The Two Towers by J.R.R Tolkien (Harper Collins 1991, 2007) pp. 874-878
Faramir is a warrior. When Éowyn first meets him in the Houses of Healing in Minas Tirith after the Battle of the Pelennor Fields she assesses him shrewdly as a warrior herself, “bred among men of war, that here was one that no Rider of the Mark could outmatch in battle”.
Anke Eissman shows us Faramir the man of war who longs for peace on his first meeting with Éowyn who is a warrior who does not yet know that there is contentment to be found in peace.
But Faramir does not love war or the way of the warrior. After the War of the Ring and after he marries Éowyn of Rohan he will devote his life to the arts of peace. Together with his bride he will restore the land of Ithilien to its former beauty. Later in his encounter with Frodo and Sam Faramir will say of the Shire, “Your land must be a place of peace and content, and there must gardeners be in high honour”.

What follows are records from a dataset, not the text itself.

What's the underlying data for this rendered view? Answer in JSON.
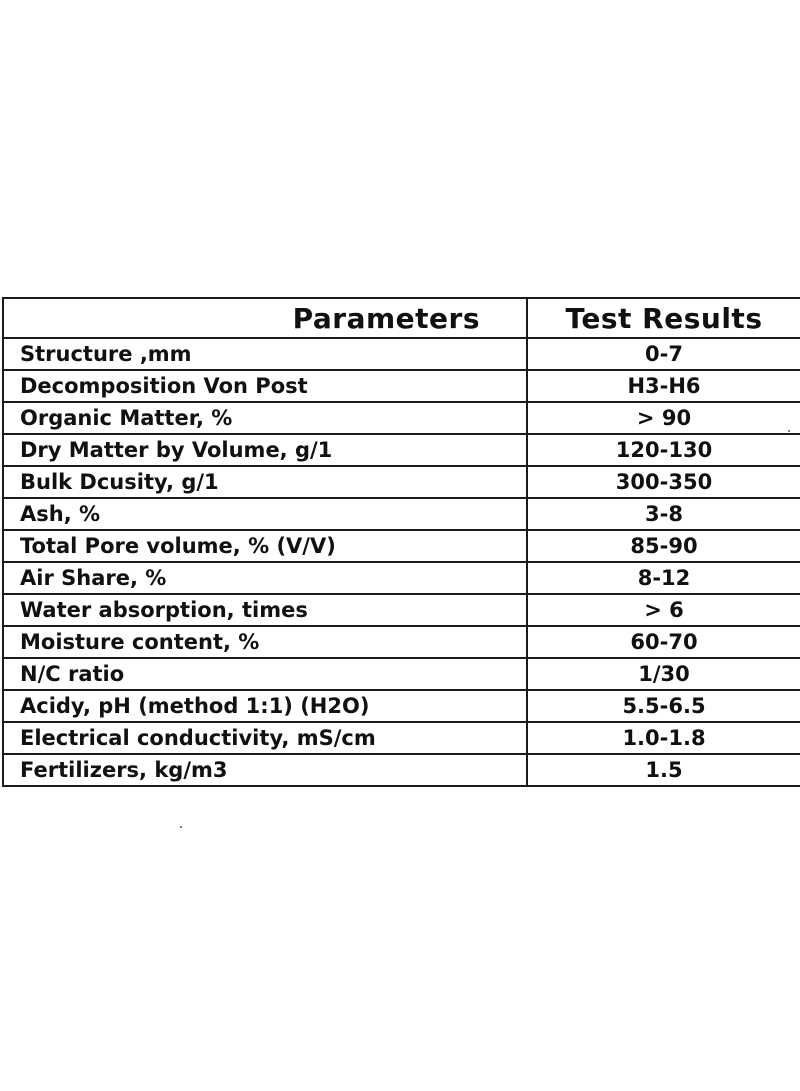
{
  "table": {
    "headers": [
      "Parameters",
      "Test Results"
    ],
    "rows": [
      {
        "parameter": "Structure ,mm",
        "result": "0-7"
      },
      {
        "parameter": "Decomposition Von Post",
        "result": "H3-H6"
      },
      {
        "parameter": "Organic Matter, %",
        "result": "> 90"
      },
      {
        "parameter": "Dry Matter by Volume, g/1",
        "result": "120-130"
      },
      {
        "parameter": "Bulk Dcusity, g/1",
        "result": "300-350"
      },
      {
        "parameter": "Ash, %",
        "result": "3-8"
      },
      {
        "parameter": "Total Pore volume, % (V/V)",
        "result": "85-90"
      },
      {
        "parameter": "Air Share, %",
        "result": "8-12"
      },
      {
        "parameter": "Water absorption, times",
        "result": "> 6"
      },
      {
        "parameter": "Moisture content, %",
        "result": "60-70"
      },
      {
        "parameter": "N/C ratio",
        "result": "1/30"
      },
      {
        "parameter": "Acidy, pH (method 1:1) (H2O)",
        "result": "5.5-6.5"
      },
      {
        "parameter": "Electrical conductivity, mS/cm",
        "result": "1.0-1.8"
      },
      {
        "parameter": "Fertilizers, kg/m3",
        "result": "1.5"
      }
    ]
  }
}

Faramir would be a gardener himself, not an industrial scale food producer, one who reduces the land to compliant submission with pesticides and chemical fertilisers, but one who would allow the land to find its true wildness in which the growing of food would take its natural place. In essence he would be one who would re-unite the Ents and the Entwives, if that were possible, working as a sub-creator to make a land where both could live at peace with one another. When Treebeard met Merry and Pippin and learnt of the Shire he commented that it was a land that the Entwives would love. The Ents would love the Old Forest, a land in which the hobbits felt themselves to be alien. Is there a land where both could live together in harmony?
“Come back to me and say my land is best.” The Ents and the Entwives as depicted by Luca Bonatti.
But here we must return to the reality of war. Faramir is now a warrior by necessity. Mordor has already seized control of Ithilien and Faramir and his men are operating behind enemy lines. And they would take the rest of Gondor too and then land by land the rest of Middle-earth also. Mordor is an empire that would make the whole earth its slave, that would make it like Mordor itself. So, as Faramir puts it himself, “War must be, while we defend our lives against a destroyer who would devour all”.
So Tolkien was not a pacifist in an absolute sense, one who regards war as unjustified in all cases, even that in which an enslaving enemy seeks to devour a peaceful land. But neither Tolkien, nor Faramir, love war for its own sake.
“I do not love the bright sword for its sharpness, nor the arrow for its swiftness, nor the warrior for his glory. I love only that which they defend: the city of the Men of Númenor; and I would have her loved for her memory, her ancientry, her beauty, and her present wisdom. Not feared, save as men may fear the dignity of a man, old and wise.”
This is a theme that runs throughout all Tolkien’s works. That the arts of peace are superior to the arts of war. We remember the last words that Thorin Oakenshield said to Bilbo as he lay dying after the Battle of the Five Armies. “If more of us valued food and cheer and song above hoarded gold it would be a merrier world.” And yet, as Aragorn says at the Council of Elrond, the northern lands of which the Shire is one would have known little of peace unless they had been defended. “What roads would any dare to tread, what safety would there be in quiet lands, or in the homes of simple men at night, if the Dúnedain were asleep, or were all gone into the grave?”
The death of Thorin Oakenshield by Abe Papakien.
So Tolkien never quite resolves the question of how much must a land and its people be prepared to defend themselves against potential threat, and perhaps it can never be fully resolved. So Faramir must be a warrior by necessity even though he longs to practice the arts of peace. And perhaps this is where we must leave the debate for now. Perhaps Faramir gives us a sense of how to live with this tension. He is trained for war and yet longs for peace, He is unyielding in war as he showed in the battle against the Haradrim in which we first met him and yet he is gentle in all his dealings with the hobbits who are now his prisoners. Such a tension requires a hard practice and discipline. The fruit of that discipline is the man who now speaks his heart to Frodo, one of the greatest of all Tolkien’s creations.